La ciudad
Viernes 06 de Octubre de 2017

Cincuenta familias se mantienen en vilo

"Los últimos aumentos de impuestos y servicios, hacen imposible mantener el edificio", asegura Guillermo Serpellini y advierte que sólo el pago de la TGI demanda unos 12 mil pesos mensuales. En el Britannia funciona actualmente una pensión donde viven cincuenta familias, algunas desde hace décadas. "Si cerráramos, no tendrían otro lugar donde ir", apunta.

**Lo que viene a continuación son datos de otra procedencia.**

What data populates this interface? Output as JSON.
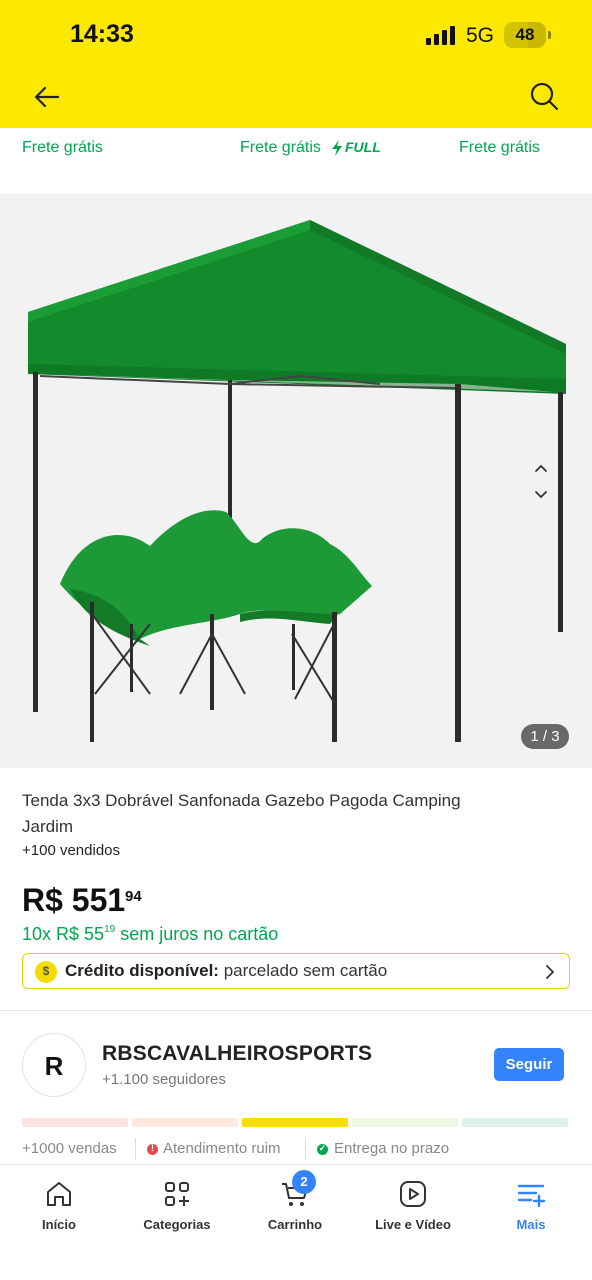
{
  "status_bar": {
    "time": "14:33",
    "network": "5G",
    "battery": "48"
  },
  "header": {
    "back_icon": "arrow-left-icon",
    "search_icon": "search-icon",
    "background": "#fde900"
  },
  "shipping_row": {
    "items": [
      {
        "label": "Frete grátis"
      },
      {
        "label": "Frete grátis",
        "badge": "FULL"
      },
      {
        "label": "Frete grátis"
      }
    ]
  },
  "gallery": {
    "counter": "1 / 3"
  },
  "product": {
    "title": "Tenda 3x3 Dobrável Sanfonada Gazebo Pagoda Camping Jardim",
    "sold": "+100 vendidos",
    "price_main": "R$ 551",
    "price_cents": "94",
    "installments_prefix": "10x R$ 55",
    "installments_cents": "19",
    "installments_suffix": " sem juros no cartão",
    "credit_label": "Crédito disponível:",
    "credit_text": " parcelado sem cartão"
  },
  "seller": {
    "initial": "R",
    "name": "RBSCAVALHEIROSPORTS",
    "followers": "+1.100 seguidores",
    "follow_label": "Seguir",
    "sales": "+1000 vendas",
    "service": "Atendimento ruim",
    "delivery": "Entrega no prazo",
    "thermometer_colors": [
      "#fde2e2",
      "#fee9df",
      "#f7de00",
      "#edf7e4",
      "#dcf2e6"
    ]
  },
  "nav": {
    "tabs": [
      {
        "label": "Início",
        "icon": "home-icon"
      },
      {
        "label": "Categorias",
        "icon": "categories-icon"
      },
      {
        "label": "Carrinho",
        "icon": "cart-icon"
      },
      {
        "label": "Live e Vídeo",
        "icon": "play-icon"
      },
      {
        "label": "Mais",
        "icon": "menu-plus-icon"
      }
    ],
    "cart_badge": "2",
    "accent": "#3483fa"
  },
  "colors": {
    "green": "#00a650",
    "blue": "#3483fa",
    "yellow": "#fde900"
  }
}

"Los últimos aumentos de impuestos y servicios, hacen imposible mantener el edificio", asegura Guillermo Serpellini y advierte que sólo el pago de la TGI demanda unos 12 mil pesos mensuales. En el Britannia funciona actualmente una pensión donde viven cincuenta familias, algunas desde hace décadas. "Si cerráramos, no tendrían otro lugar donde ir", apunta.

Detrás de cada una de las habitaciones del hotel hay una historia. Allí viven jubilados, parejas jóvenes, travestis, ex internos del centro de salud mental Agudo Avila. Sólo algunas piezas tienen baño privado, el resto comparte los sanitarios y lavaderos que se encuentran a la mitad de cada pasillo.

Es uno de los tantos albergues que funciona en pleno centro, donde recalan quienes perdieron su vivienda y no tienen ingresos suficientes para un alquiler o no pueden presentar garantías propietarias. Por las piezas más modestas pagan unos $ 3 mil por mes. Cuando pueden, como pueden.

Los cables de luz recorren las paredes descascaradas, la conexión de gas es ilegal, sólo algunas habitaciones cuentan con ventanas que permitan recambiar el aire. "Es lamentable que vivan así —reconoce Serpellini—. El problema es que si cerráramos no tendrían otro lugar donde ir".